Poensgen's main aim is to qualify and secure some points but her past suggests she will be a serious competitor.

She won the German Junior Cup in 1995 and the European Supermono title in 1998, becoming the first woman to take a continental motorcycling title.

But it has not been an easy road.

"When I look back, the last eight years were hard sometimes," she said. "You have to handle the pressures and get back on the bike after a big crash.

"It's just not easy and maybe women are more afraid of breaking bones and having -- what do you call this?" she paused, pulling up her sleeve to reveal a scar.

"Maybe women are more afraid than men and that's why they don't want to race.

"For me it's a part of the job. The fun part is bigger than the pain part. That's why I keep going."

Tomboy
Poensgen's father -- she is probably also the only bike racer who litters her conversation with references to "Daddy" -- was a former motocross rider who later worked as Suzuki's official importer in Germany.

It was only a matter of time before the young Katja got into motorcycles, although her sister and brother showed little interest in racing.

"When I was a little girl I played always with the boys, I was a tomboy," said Poensgen. "I played with little Matchbox cars and my best Christmas present was a BMX bicycle when I was six."

"In '85 Daddy became team boss of Suzuki's German superbike team and he took me to some road races, to Hockenheim ... I watched and thought 'This is cool'."

She then became "a very difficult teenager," ignoring her father's advice to take up horse riding instead.

When she insisted, threatening to buy an Aprilia and race it, he took her to Spain for a test. For two days Poensgen was reluctant to get on the circuit but on the third she decided to give it a go.

"From that moment on I did not stop. I stopped only to fill the tank and change tires. I got off the bike in the evening and I said 'Daddy, this is it'."

Her first season, in 1993, was a rude awakening.

"I finished always last or second-last but inside I thought 'Just give me two more years and I'll beat you all'. Many people laughed about me in the first year ... but in the second year I finished on the podium in the last race.

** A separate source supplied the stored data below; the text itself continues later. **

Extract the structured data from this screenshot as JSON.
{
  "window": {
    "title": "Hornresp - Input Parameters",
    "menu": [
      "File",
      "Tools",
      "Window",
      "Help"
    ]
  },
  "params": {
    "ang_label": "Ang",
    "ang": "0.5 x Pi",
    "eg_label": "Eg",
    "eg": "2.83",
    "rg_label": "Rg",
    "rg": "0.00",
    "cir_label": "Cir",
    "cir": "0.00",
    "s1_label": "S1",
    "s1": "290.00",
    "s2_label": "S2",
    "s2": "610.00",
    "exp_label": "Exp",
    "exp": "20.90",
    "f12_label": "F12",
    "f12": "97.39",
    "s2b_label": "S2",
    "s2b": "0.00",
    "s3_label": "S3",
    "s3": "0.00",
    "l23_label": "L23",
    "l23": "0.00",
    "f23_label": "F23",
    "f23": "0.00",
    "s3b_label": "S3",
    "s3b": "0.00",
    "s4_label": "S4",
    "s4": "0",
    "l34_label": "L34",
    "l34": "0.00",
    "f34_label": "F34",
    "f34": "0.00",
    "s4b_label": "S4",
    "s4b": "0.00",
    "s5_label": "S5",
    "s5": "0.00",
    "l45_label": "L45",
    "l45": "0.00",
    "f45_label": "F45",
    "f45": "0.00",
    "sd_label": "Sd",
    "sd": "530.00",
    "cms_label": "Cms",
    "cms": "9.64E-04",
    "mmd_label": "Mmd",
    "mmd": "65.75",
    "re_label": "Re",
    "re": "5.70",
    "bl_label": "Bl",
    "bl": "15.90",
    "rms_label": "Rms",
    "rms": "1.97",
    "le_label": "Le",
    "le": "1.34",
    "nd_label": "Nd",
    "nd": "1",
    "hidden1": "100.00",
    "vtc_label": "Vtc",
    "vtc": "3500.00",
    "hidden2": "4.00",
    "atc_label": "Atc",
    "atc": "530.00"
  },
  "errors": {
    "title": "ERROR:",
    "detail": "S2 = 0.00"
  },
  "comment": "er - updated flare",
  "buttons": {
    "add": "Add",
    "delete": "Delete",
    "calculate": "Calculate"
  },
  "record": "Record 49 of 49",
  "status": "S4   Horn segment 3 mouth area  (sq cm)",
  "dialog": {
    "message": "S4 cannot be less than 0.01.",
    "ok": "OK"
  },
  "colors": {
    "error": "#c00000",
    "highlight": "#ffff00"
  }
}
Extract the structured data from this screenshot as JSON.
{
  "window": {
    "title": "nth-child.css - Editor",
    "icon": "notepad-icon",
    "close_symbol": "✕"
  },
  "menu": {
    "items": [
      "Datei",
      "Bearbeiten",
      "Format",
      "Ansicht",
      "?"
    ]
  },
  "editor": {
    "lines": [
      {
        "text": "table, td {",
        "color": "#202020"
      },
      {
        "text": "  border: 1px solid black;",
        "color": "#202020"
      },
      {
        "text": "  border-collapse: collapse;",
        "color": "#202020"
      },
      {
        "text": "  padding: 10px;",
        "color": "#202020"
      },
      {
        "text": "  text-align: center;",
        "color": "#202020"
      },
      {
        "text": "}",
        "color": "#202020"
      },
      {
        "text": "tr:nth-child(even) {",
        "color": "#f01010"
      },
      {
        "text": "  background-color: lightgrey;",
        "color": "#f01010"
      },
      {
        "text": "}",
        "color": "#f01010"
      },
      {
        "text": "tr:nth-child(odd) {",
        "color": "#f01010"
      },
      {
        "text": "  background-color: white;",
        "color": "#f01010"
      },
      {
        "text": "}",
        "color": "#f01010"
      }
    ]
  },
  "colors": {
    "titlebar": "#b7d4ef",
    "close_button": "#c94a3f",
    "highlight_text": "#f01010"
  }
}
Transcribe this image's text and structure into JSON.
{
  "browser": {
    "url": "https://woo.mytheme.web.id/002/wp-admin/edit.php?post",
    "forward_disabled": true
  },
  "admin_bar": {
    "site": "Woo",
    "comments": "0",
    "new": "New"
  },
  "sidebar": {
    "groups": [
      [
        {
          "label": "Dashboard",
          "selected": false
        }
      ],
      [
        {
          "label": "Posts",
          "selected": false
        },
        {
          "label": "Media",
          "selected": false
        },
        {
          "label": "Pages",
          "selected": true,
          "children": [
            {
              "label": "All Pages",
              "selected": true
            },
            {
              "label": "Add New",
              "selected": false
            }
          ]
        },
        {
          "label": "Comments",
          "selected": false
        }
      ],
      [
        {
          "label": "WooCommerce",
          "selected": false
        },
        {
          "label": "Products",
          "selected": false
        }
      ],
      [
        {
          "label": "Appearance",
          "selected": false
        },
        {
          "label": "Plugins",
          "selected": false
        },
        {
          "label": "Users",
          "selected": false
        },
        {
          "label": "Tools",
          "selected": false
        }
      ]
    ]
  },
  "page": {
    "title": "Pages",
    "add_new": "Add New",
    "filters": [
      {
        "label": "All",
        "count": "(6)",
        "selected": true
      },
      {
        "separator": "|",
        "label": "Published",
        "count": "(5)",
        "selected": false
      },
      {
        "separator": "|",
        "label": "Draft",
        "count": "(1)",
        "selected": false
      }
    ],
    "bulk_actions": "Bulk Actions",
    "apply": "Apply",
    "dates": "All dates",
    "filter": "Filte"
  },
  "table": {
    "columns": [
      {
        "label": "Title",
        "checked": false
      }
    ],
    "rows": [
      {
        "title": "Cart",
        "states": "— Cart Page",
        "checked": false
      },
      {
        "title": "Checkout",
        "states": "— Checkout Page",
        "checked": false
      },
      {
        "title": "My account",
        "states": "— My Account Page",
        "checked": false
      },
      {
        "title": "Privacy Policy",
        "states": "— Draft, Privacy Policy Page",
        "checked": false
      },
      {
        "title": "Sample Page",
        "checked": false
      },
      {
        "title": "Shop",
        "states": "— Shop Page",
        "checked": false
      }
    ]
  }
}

"Then in '95 I won the championship."

Poensgen said she was not trying to be a role model for other women but wanted "just to show them that it's important to believe in yourself."

"Good luck to her," said McWilliams. "She's taken a great deal on board to come and race in a grand prix team.

"If she can just mix it and beat some of the guys then she's doing something right.

"It's very male dominated, it looks like it is and this is really a cat amongst the pigeons.

"I hope this helps make girls more aware that they can come and do it but I've seen a girl come and go before in 125 ... she could ride a bike but in the end it was the injury that she couldn't come back from."